The risk of prosecution has been low for marijuana-related federal crimes in California and other states that have decriminalized the drug. The U.S. Department of Justice issued a memo in August 2013, entitled Guidance on Marijuana Enforcement, which noted that enforcement funding will be concentrated on certain priorities.  These include prevention of the following: marijuana use by minors, funds going to gangs or cartels, use as a pretext for other drugs, violence and use of firearms, drugged driving, and growth on public lands or federal property.  Prosecution of other types of marijuana-related criminal activity lack funding; however, the new President could shift priorities for funding.  But the fact that adult employees are not likely to be criminally prosecuted for marijuana use, possession, or growth, or investment in marijuana-related business does not mean that these activities need to be tolerated by a law enforcement agency.

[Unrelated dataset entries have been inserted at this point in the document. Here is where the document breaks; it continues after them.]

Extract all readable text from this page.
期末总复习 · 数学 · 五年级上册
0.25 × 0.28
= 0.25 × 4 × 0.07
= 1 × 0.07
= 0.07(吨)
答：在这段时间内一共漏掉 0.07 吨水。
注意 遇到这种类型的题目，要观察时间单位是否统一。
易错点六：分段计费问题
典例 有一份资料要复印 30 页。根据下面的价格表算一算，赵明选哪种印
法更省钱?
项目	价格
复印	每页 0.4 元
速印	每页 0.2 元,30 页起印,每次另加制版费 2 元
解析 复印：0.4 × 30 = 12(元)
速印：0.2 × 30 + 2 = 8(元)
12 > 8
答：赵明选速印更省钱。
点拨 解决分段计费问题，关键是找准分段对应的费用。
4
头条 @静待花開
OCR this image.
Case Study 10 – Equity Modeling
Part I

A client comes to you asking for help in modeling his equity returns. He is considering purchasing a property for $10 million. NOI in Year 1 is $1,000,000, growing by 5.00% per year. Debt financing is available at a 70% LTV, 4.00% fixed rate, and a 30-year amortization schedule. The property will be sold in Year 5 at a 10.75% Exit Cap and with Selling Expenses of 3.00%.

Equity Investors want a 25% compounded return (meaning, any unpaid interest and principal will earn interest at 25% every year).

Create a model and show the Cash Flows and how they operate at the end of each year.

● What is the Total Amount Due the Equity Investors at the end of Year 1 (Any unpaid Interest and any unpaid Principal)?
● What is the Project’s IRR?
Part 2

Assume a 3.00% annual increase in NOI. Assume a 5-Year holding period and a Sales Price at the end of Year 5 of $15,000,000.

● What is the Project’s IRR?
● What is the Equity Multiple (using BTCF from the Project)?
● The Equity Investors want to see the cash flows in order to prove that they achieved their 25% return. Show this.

What if the employee’s pension plan or 401(k) invests in a marijuana business or stock?  With consumer spending on marijuana currently at $25 million, stocks are already being sold.  Given the fact that marijuana businesses are mainly penny stocks, it is unlikely that big pension plans such as CALPERS are investing in marijuana.  Further, since investment by corporations or mutual funds is hard for individual employees to control, or even possibly be aware of without constant monitoring, this should not be a source of employee discipline.  Rather, if a law enforcement agency desires to prohibit investment in certain companies, such as marijuana and/or tobacco companies, those directions can be given directly to the pension agency.

The laws involving marijuana will continue to evolve, at both the state and federal level, and it is a good idea for departments to stay abreast of developments.  Training or updates should also be provided to employees, particularly when it affects their expected conduct both on and off-duty.  This article is meant only as a starting point, and general guidance, and further legal consultation should be obtained before implementing policy.